In June 1972, an eradication programme was started. The project was based on the work of Enno Freerksen, Director of the Borsal Institute in Hamburg. Dr Freerksen's earlier trial had used rifampacin, izoniazid, dapsone and prothionamide. The Malta project used rifampacin, dapsone and clofamazine. The project formally concluded in 1999 having treated about 300 patients.[citation needed]

Romania

The last leper colony in Europe is at Tichileşti, Romania. Until 1991, patients were not allowed to leave the colony. At this colony patients get food, a place to sleep, clothes and medical attention. Some live in long pavilions and others in houses with vegetable and flower gardens. There are two churches in the colony – Orthodox and Baptist – and a farm where the colony grows its own corn.

North America

Canada

There were cases of leprosy in Atlantic Canada at the end of the nineteenth century, beginning in 1815.[30] The patients were first housed on Sheldrake Island in the Miramichi River and later transferred to Tracadie. Catholic nuns (the religieuses hospitalières de Saint-Joseph, RHSJ) came to take care of the sick. They opened the first French-language hospital in New Brunswick and many more followed. Many hospitals opened by the RHSJ nuns are still in use today. The last hospital to house lepers in Tracadie was demolished in 1991. Its lazaretto section had been closed since 1965. In a century of existence, it had housed not only Acadian victims of the disease, but people from all over Canada as well as sick immigrants from Iceland, Russia and China, among other nations.[31]

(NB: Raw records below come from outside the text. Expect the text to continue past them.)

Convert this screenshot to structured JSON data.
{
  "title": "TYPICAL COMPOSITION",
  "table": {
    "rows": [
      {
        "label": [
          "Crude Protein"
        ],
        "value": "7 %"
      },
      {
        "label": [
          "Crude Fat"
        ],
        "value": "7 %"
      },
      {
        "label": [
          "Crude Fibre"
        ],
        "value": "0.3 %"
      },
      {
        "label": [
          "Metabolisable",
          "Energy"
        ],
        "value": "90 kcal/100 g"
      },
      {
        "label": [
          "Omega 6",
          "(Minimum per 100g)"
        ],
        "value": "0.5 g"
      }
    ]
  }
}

Cape Breton Island also suffered an outbreak, in the Lake Ainslie region. Nine people were affected, but it died out soon after 1882. Another outbreak of twenty cases occurred in the Lake O'Law region around 1852.[32]

United States

In the United States, the first definite reference to the disease was in Florida in 1758. In 2004, there were 131 total cases of the disease in the United States. Of the 131 cases, two-thirds were male. Also out of the 131 cases, 25 (19%) were of individuals who were born in the country. Mexico (18.3%), Micronesia (11.5%), Brazil (9.2%), and the Philippines (7.6%) were the next leading countries where those with the disease were originally born. A total of 20 cases were found to be white, not of Hispanic origin. As of October, 2005, 3,604 patients on the United States registry were currently receiving care.[33] In 2018 there are about 5,000 people who no longer have leprosy but have long-term complications of disease and continue to receive care.[34] The disease is tracked by the Centers for Disease Control and Prevention (CDC), with a total of 166 new cases reported in the US in 2005. Most (100 or 60%) of these new cases were reported in California, Louisiana, Massachusetts, New York, and Texas.[35]